— Это действительно тяжело. Едва ли кому дано испытать…
— Но я это чувствую. И думаю, что очень благородно с твоей стороны заботиться о ней. Не каждый мужчина решится содержать в доме помешанную сестру жены.
— Возможно, ты в чем-то права, — его глаза пристально изучали ее лицо. — Когда я сказал, что тростью пользуется Ливви, я предполагал, что воспитание не позволит тебе прямо спросить ее об этом. Мой расчет оправдался.
— Спасибо, Джеффри. Однако у меня и в мыслях не было… Скажи, ведь Диккенс знала обо всем с самого начала?
— Разумеется. Мод нужно было кормить, одевать, заботиться о ней. Диккенс превосходно справлялась со своими обязанностями. Я уже говорил, что она незаменима для Челси-Саут.
— Ей можно доверить тайну. Я даже не подозревала, что она что-то скрывает. Не хочу быть любопытной, Джеффри, но каким образом Мод покинула мою комнату незамеченной? И как вошла сквозь закрытую дверь?
Он болезненно вздрогнул; тревожное выражение вновь исказило его черты.
— Потайной ход. Дом старинной постройки, и каждая эпоха наложила свой отпечаток.
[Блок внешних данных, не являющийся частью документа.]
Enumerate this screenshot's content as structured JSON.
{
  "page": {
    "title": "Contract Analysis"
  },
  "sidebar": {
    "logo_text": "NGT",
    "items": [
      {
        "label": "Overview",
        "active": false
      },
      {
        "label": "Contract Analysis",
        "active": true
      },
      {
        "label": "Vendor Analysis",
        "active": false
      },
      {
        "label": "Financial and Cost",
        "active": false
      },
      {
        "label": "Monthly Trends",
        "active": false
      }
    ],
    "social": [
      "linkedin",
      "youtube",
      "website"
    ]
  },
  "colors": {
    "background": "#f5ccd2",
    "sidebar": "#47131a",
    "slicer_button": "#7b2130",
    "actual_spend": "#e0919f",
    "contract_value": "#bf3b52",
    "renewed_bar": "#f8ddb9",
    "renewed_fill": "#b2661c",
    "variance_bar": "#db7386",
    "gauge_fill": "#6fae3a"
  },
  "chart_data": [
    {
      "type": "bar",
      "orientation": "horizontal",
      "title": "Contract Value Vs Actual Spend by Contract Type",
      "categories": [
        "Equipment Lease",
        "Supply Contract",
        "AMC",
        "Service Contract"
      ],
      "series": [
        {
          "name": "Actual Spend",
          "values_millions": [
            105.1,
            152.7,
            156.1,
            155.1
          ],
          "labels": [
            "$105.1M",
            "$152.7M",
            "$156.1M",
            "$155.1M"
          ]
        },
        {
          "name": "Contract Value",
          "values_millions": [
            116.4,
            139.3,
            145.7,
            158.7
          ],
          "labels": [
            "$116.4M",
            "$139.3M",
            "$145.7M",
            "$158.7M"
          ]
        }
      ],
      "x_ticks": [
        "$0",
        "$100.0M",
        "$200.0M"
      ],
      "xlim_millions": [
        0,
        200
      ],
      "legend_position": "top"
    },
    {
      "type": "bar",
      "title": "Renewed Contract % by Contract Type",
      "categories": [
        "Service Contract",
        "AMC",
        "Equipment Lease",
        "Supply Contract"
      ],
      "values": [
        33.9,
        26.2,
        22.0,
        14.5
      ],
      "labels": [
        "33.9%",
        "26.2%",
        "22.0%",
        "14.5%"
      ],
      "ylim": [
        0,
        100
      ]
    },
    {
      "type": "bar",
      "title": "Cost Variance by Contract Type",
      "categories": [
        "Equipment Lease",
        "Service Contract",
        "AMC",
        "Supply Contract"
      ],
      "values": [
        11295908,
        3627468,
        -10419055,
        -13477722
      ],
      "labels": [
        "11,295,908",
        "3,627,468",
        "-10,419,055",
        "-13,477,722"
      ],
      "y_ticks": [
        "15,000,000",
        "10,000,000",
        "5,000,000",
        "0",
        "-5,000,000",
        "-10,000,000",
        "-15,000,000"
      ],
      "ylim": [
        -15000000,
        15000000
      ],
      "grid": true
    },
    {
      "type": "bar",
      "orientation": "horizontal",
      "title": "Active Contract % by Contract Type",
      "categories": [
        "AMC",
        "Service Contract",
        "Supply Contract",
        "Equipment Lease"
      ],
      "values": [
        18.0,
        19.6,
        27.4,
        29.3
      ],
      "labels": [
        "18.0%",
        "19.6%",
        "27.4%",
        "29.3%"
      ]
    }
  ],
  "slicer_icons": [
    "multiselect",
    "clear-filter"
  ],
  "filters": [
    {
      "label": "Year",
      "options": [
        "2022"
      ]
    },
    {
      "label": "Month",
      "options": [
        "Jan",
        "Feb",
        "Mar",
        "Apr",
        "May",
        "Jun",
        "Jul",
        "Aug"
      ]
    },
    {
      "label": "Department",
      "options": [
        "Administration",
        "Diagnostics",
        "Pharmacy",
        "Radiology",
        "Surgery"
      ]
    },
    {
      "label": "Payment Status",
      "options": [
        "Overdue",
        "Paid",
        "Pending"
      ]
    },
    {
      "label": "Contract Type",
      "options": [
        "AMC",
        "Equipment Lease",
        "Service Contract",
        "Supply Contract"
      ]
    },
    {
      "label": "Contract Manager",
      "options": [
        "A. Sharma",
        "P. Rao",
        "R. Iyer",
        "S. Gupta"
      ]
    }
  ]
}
До того вечера я не знал, что в твою спальню ведет еще одна дверь. Когда Мод побывала у тебя, я осмотрел стенные панели и обнаружил полость за одной из них. Скрытые полозья позволяют бесшумно отодвигать ее в сторону. Не зная секрета, невозможно ничего заметить. Мне стало страшно, когда я подумал, что безумица могла поранить тебя. С этого дня я запирал ее в комнате.
Джудит удивленно приподняла брови. Если Мод была заперта…
Заметив ее сомнение, он поспешил объяснить:
— Сегодня я был взволнован. Вел себя как последний идиот. Эта выходка с вазой в студии… Когда я вернулся вечером, то забыл запереть ее.
— Не расстраивайся, прошу тебя. Невозможно все держать в голове. Скажи, кто-нибудь еще знает о ее убежище? Может быть, Джеймс Денем?
Пальцы Джеффри Морхауза судорожно сомкнулись на ее руке. Странно блеснули зрачки.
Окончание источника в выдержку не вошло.